Here’s an ironic scenario: as Israel fights a proxy war against Hezbollah, the United States is propping up an Iraqi government that helped create the Lebanese militants.
David Clark, a former foreign policy advisor to Tony Blair, laid out the details in an op-ed yesterday in The Guardian:
Some of the earliest suicide bombings commonly attributed to Hizbullah, such as the 1983 attacks on the US embassy and marine barracks in Beirut, were believed by American intelligence sources at the time to have been orchestrated by the Iraqi Dawa party. Hizbullah barely existed in 1983 and Dawa cadres are said to have been instrumental in setting it up at Tehran’s behest.
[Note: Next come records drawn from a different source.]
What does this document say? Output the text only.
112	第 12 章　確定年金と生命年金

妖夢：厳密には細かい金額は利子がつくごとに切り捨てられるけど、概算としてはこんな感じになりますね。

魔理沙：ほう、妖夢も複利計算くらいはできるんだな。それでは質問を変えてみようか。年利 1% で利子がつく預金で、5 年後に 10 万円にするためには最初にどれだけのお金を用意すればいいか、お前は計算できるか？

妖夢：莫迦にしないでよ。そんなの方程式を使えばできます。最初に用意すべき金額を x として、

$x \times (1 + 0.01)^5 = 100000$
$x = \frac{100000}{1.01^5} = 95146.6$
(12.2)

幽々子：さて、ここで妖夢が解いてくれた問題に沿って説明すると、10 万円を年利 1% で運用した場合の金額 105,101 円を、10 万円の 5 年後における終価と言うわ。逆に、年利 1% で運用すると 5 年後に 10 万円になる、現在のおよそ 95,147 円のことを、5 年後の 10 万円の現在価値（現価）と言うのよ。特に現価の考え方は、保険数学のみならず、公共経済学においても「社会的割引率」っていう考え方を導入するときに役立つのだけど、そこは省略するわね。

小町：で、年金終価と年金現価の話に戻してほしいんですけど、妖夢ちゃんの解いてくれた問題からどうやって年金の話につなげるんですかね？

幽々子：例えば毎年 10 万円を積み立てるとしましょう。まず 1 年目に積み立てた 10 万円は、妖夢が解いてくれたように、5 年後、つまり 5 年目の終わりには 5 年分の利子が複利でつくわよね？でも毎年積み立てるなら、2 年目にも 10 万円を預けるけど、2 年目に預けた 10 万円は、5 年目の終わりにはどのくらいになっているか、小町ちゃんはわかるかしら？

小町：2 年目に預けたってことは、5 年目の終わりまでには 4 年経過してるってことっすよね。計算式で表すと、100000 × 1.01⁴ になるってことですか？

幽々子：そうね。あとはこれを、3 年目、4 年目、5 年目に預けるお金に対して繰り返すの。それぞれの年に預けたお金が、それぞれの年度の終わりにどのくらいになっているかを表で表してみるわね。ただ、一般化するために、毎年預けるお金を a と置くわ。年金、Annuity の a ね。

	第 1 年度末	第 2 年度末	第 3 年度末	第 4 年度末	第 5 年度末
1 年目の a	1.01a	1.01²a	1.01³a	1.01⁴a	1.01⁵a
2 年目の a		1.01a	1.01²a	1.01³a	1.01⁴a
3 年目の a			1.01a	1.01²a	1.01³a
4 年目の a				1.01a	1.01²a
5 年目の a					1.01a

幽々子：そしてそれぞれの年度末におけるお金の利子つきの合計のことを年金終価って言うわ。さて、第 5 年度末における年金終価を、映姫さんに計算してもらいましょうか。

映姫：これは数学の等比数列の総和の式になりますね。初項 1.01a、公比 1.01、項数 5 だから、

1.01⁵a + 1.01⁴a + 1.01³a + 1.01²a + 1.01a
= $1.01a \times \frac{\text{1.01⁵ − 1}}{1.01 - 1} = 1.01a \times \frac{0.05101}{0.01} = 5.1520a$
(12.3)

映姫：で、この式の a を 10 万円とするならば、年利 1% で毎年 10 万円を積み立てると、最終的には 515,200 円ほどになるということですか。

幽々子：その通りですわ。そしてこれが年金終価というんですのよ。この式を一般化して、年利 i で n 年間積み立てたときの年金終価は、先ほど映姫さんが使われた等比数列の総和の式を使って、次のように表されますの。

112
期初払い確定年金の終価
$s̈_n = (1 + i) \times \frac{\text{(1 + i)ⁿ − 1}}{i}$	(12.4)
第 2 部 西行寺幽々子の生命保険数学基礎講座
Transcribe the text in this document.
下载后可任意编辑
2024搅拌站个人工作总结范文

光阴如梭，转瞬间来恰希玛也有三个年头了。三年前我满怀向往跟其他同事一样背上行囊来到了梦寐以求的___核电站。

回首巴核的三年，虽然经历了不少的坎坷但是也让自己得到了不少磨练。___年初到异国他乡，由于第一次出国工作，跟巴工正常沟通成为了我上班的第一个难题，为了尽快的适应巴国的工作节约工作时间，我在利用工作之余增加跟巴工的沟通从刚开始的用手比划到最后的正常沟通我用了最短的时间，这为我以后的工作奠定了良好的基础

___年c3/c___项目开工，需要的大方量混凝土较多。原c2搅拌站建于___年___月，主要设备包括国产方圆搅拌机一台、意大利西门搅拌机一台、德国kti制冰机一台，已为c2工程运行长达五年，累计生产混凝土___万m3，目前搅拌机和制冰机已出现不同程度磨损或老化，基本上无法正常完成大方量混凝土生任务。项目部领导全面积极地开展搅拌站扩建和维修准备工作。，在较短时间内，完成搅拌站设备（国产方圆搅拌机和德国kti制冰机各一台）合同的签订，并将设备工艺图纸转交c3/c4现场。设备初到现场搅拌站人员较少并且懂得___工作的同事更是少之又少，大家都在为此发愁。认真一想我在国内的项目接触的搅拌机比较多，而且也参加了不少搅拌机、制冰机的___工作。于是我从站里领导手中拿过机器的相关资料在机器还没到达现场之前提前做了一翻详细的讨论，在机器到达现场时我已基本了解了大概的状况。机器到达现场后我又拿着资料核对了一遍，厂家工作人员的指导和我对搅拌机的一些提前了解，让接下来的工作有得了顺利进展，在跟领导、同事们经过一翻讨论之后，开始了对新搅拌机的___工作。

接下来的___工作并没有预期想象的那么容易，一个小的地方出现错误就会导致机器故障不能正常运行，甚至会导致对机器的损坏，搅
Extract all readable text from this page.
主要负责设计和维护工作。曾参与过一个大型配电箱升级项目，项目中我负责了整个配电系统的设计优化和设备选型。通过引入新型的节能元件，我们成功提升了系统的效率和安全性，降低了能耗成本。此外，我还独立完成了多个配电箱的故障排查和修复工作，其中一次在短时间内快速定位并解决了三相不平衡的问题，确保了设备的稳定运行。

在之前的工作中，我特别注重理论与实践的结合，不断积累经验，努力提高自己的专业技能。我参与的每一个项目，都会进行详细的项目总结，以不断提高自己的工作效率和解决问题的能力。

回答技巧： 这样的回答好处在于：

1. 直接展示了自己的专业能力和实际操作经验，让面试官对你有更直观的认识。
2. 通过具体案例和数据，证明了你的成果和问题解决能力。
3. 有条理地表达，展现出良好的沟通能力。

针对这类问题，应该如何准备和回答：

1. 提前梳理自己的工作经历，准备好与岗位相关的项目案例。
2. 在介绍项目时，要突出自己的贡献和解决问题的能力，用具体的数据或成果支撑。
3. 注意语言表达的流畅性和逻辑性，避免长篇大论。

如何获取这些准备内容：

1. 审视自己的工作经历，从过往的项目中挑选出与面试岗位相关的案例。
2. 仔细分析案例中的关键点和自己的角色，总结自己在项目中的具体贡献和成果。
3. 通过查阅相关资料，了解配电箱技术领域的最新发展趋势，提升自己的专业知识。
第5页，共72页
Dawa’s current leadership includes none other than the new Iraqi prime minister, Nuri al-Maliki, feted last week in London and Washington as the great hope for the future of the Middle East. As the old saying goes, today’s terrorist is tomorrow’s statesman–at least when it suits us.
Meanwhile, at a memorial service for a slain Iraqi cleric yesterday, leading members of the Iraqi government joined al-Maliki in denouncing Israel’s assault on Lebanese civilians. “These horrible massacres carried out by the Israeli aggression, incites in us the spirit of brotherhood and solidarity,” said Vice President Adel Abdul-Mahdi.
Grand Ayatollah Ali al-Sistani, perhaps the country’s key power broker, labeled the Israeli bombing of Qana an “outrageous crime.”
Even staunchly pro-American President Jalal Talabani, a Sunni Kurd, “offered similar condemnations of Israel,” according to the New York Times. Will Howard Dean and the rest of the Democratic leadership now denounce the entire Iraqi government as anti-Semites?
With the country increasingly spiraling out of control and its leaders growing more vocally anti-Israel and anti-American, it’s fair to ask another question: what exactly are American troops still fighting and dying for in Iraq?